A duplicate from another site by bg1:

FLYFSHR, his wife and I headed out at 4:00 A.M. Weather was looking iffy as we drove down, but at least there was no wind to speak of. As we drove up the dirt road to the high country I was relieved to see only a few scattered snow banks. We got to the lake and proceeded up the short trail in the cool misty air. There was a light drizzle, but no wind. Nice! We arrived at the lake to a serene, glassy surface. We all shoved off in different directions looking for the salvelinus fontinalis that inhabits this little gem. I hooked up quickly with a nice 2lb. male. I must have had a good little honey spot because I caught 4 in about a half hour. Then FLYFSHR got going and caught several including a healthy male that had great color. His wife got cold so she headed for the truck and after we caught a few more we both walked back to the truck for some lunch. We warmed up then headed back up for more. FLYFSHR found a hot jig and caught 7 or 8 so I swithed and caught 4 or 5 more. All said and done we caught 35 between us. He had to outdo me by catching one last one, giving him 18 to the net. It was a great day and the fish were super fat and healthy. They wintered well.

What a way to start off the season. Big and healthy brookies eager to hit. Mutiple fish of 17 and 17 1/2" to hand.
To be out on the lake in the mist and rain without the "W" was actually very soothing.
A trip with those conditions and great company one could never forget.


----------



## MN transplant (Jan 4, 2009)

nice fish! where "abouts" were you....uintas, boulder,...utah?


----------



## .45 (Sep 21, 2007)

Somebody is looking a little _too_ comfortable to be fishing on a float tube in the rain.. 

Good job on the fishing, report and the pictures !!

Thanks for sharing !!


----------



## REPETER (Oct 3, 2007)

I'm drooling all over my keyboard.

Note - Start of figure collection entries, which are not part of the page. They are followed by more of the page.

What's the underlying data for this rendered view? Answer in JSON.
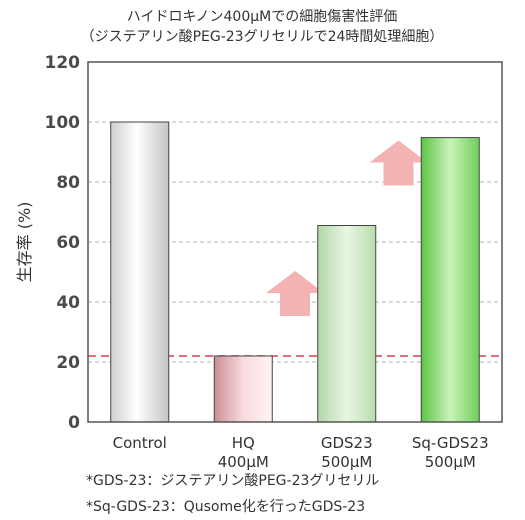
{
  "chart_data": {
    "type": "bar",
    "title_lines": [
      "ハイドロキノン400μMでの細胞傷害性評価",
      "（ジステアリン酸PEG-23グリセリルで24時間処理細胞）"
    ],
    "ylabel": "生存率 (%)",
    "xlabel": "",
    "ylim": [
      0,
      120
    ],
    "y_ticks": [
      0,
      20,
      40,
      60,
      80,
      100,
      120
    ],
    "grid": "horizontal dashed",
    "categories": [
      [
        "Control"
      ],
      [
        "HQ",
        "400μM"
      ],
      [
        "GDS23",
        "500μM"
      ],
      [
        "Sq-GDS23",
        "500μM"
      ]
    ],
    "values": [
      100,
      22,
      65.5,
      94.8
    ],
    "bar_colors": [
      "#e4e4e4",
      "#e9b9bd",
      "#c9e6bf",
      "#7ed66a"
    ],
    "reference_line": {
      "value": 22,
      "color": "#e05a6a",
      "style": "dashed"
    },
    "arrows": [
      {
        "between": [
          1,
          2
        ],
        "color": "#f4b3b3"
      },
      {
        "between": [
          2,
          3
        ],
        "color": "#f4b3b3"
      }
    ],
    "footnotes": [
      "*GDS-23：ジステアリン酸PEG-23グリセリル",
      "*Sq-GDS-23：Qusome化を行ったGDS-23"
    ]
  }
}
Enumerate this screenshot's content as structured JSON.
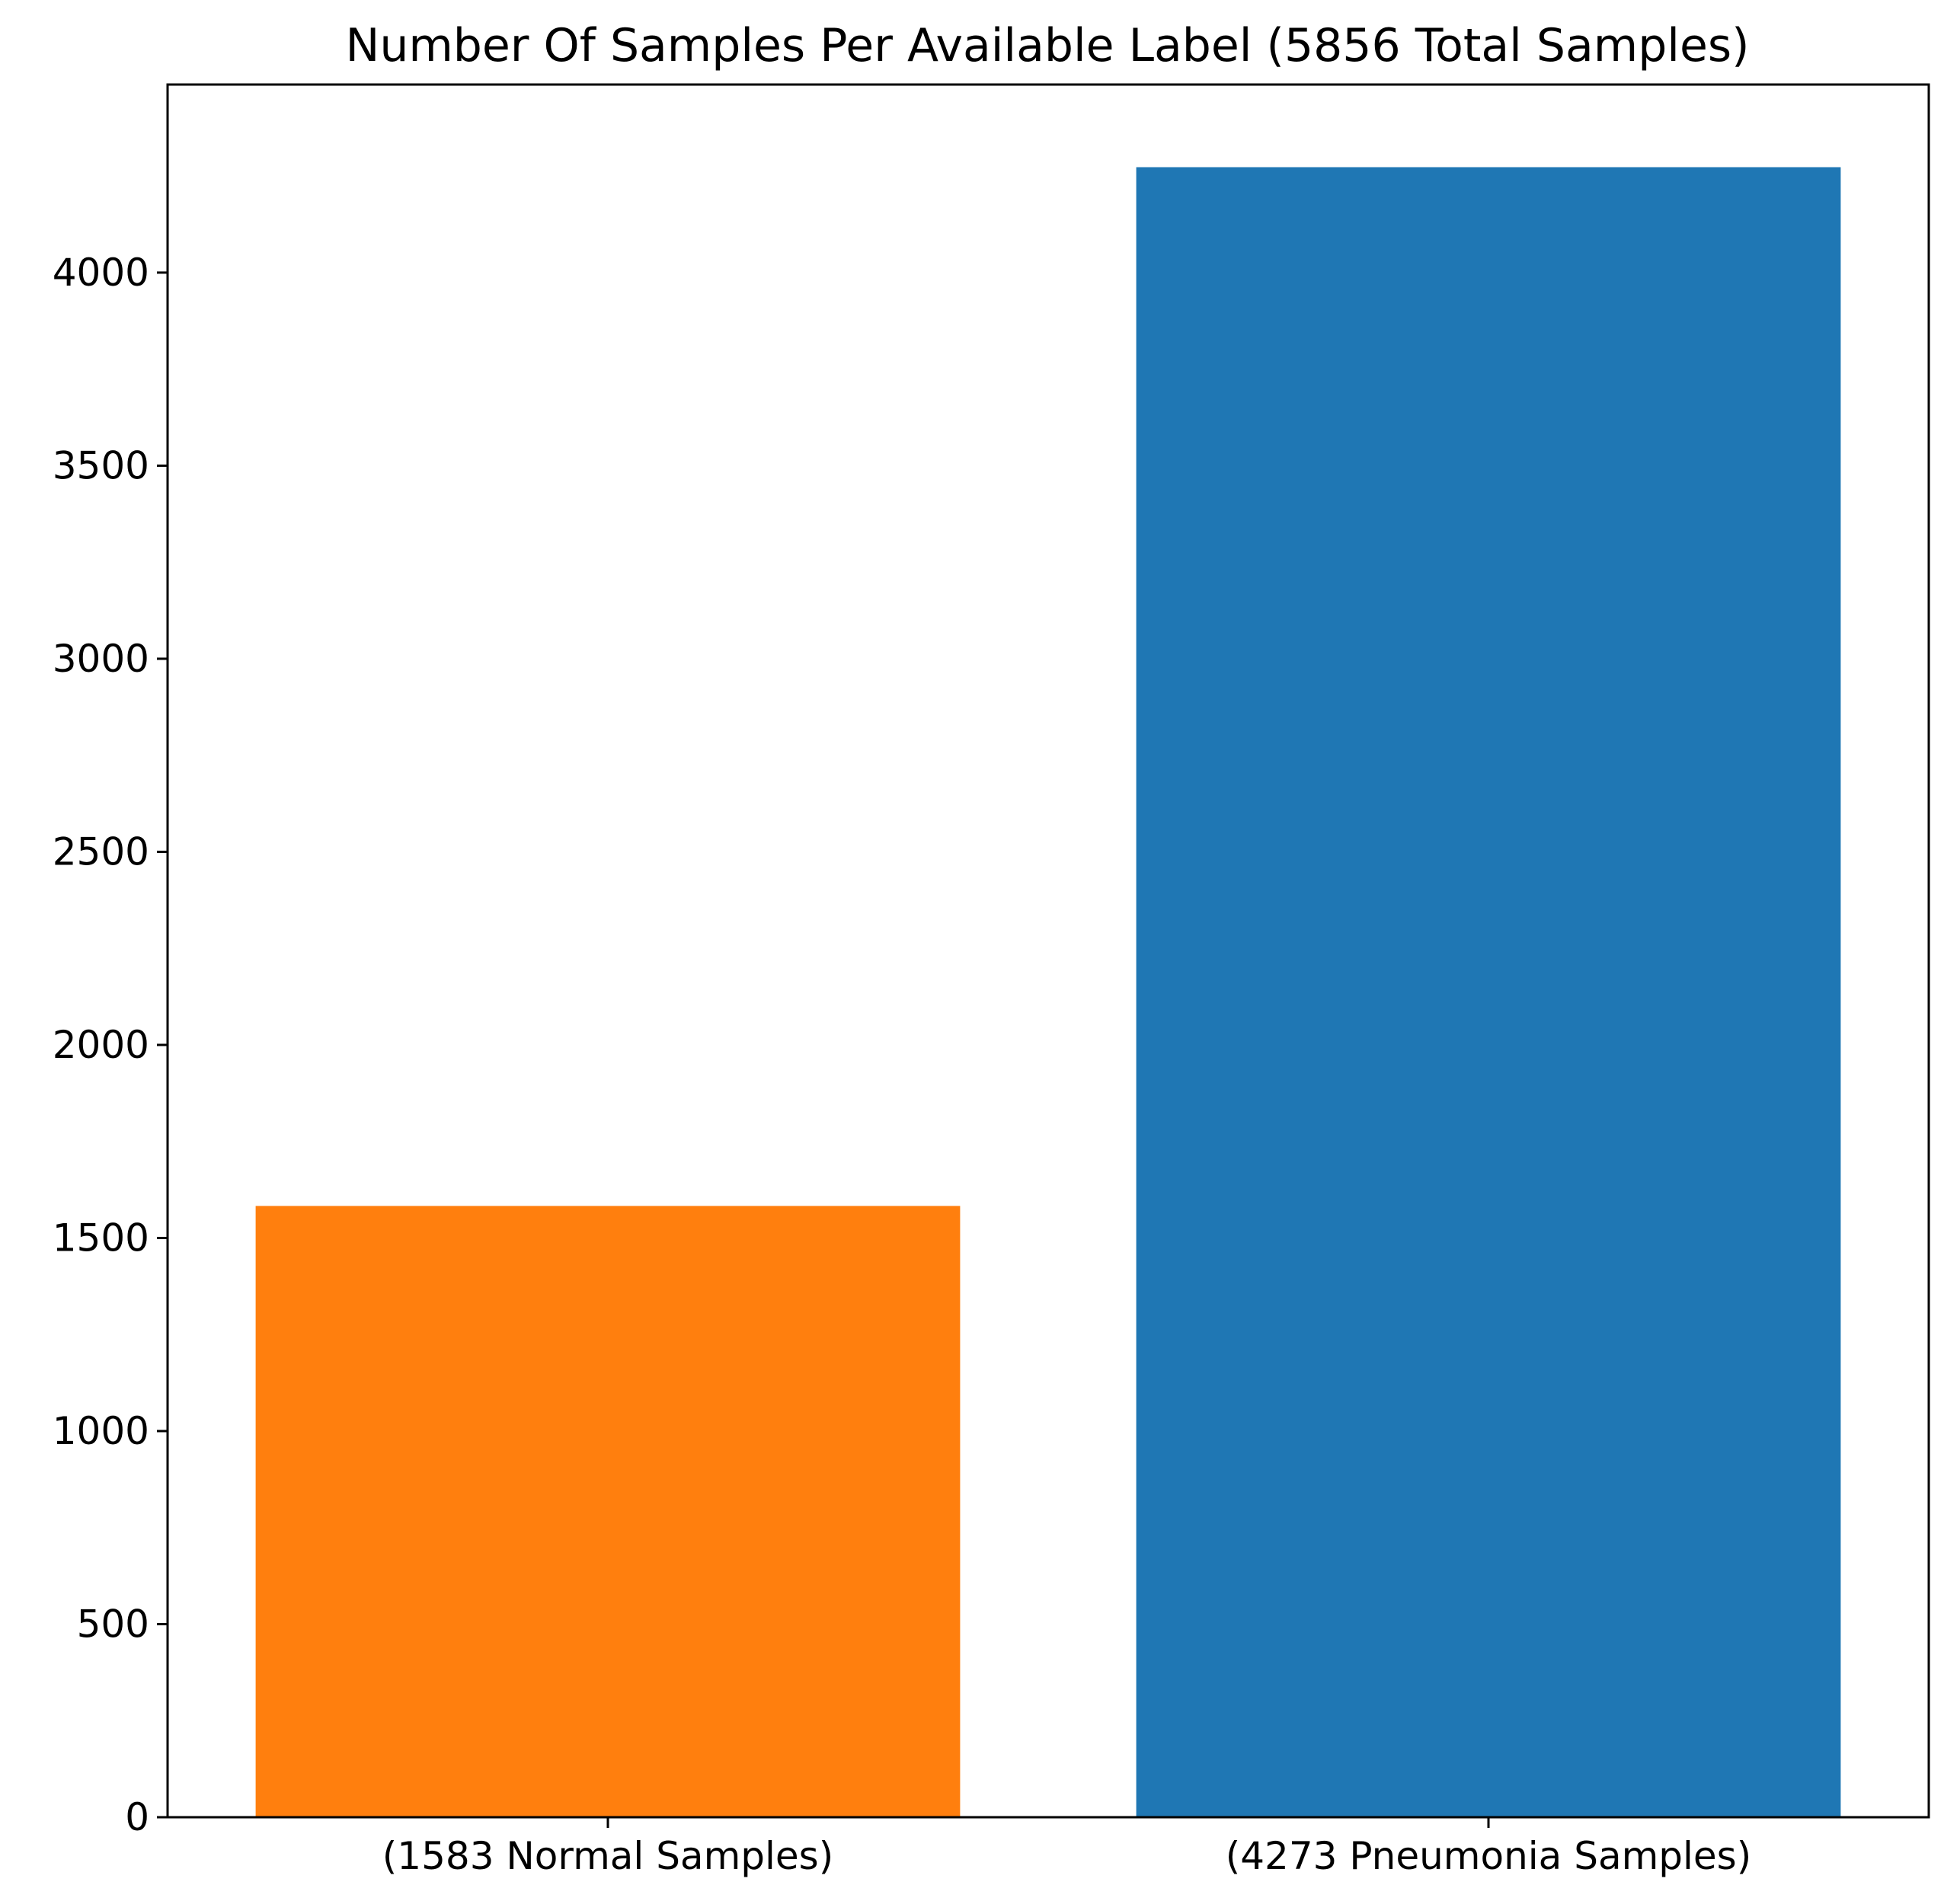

Looks like a very fine time. I would be afraid of lightning out in the lake like that. :shock:


----------



## Nor-tah (Dec 16, 2007)

I really missed out!! Wish I could have made it! Awesome pics, thanks for taking the time to take em!! Hope to get out with you guys soon.


----------



## LOAH (Sep 29, 2007)

They're putting on weight!

They look awesome. Wow.

Great job guys.


----------



## flyguy7 (Sep 16, 2007)

very nice specks you guys tied into!


----------



## FLYFSHR (Apr 16, 2008)

MN transplant said:


> nice fish! where "abouts" were you....uintas, boulder,...utah?


Down south was the destination



REPETER said:


> I would be afraid of lightning out in the lake like that. :shock:


Nothing to worry about. There wasn't a single lightning strike nor thunder heard all day.


----------



## neverdrawn (Jan 3, 2009)

Beautiful fish, beautiful scenery and a visit from the green eyed monster for me. Hope and pray I can return soon to the blessed place! Great job and pics. Congrats


----------



## Utahgreenhead (Apr 28, 2009)

Great pictures guys. Man that looks like fun.


----------



## FLYFSHR (Apr 16, 2008)

Thanks for the comments guys.
I have a good feeling about this year in the high alpines. Hopefully most lakes faired ok. 
We had a pretty good water year with somewhat minimal temps overall.


----------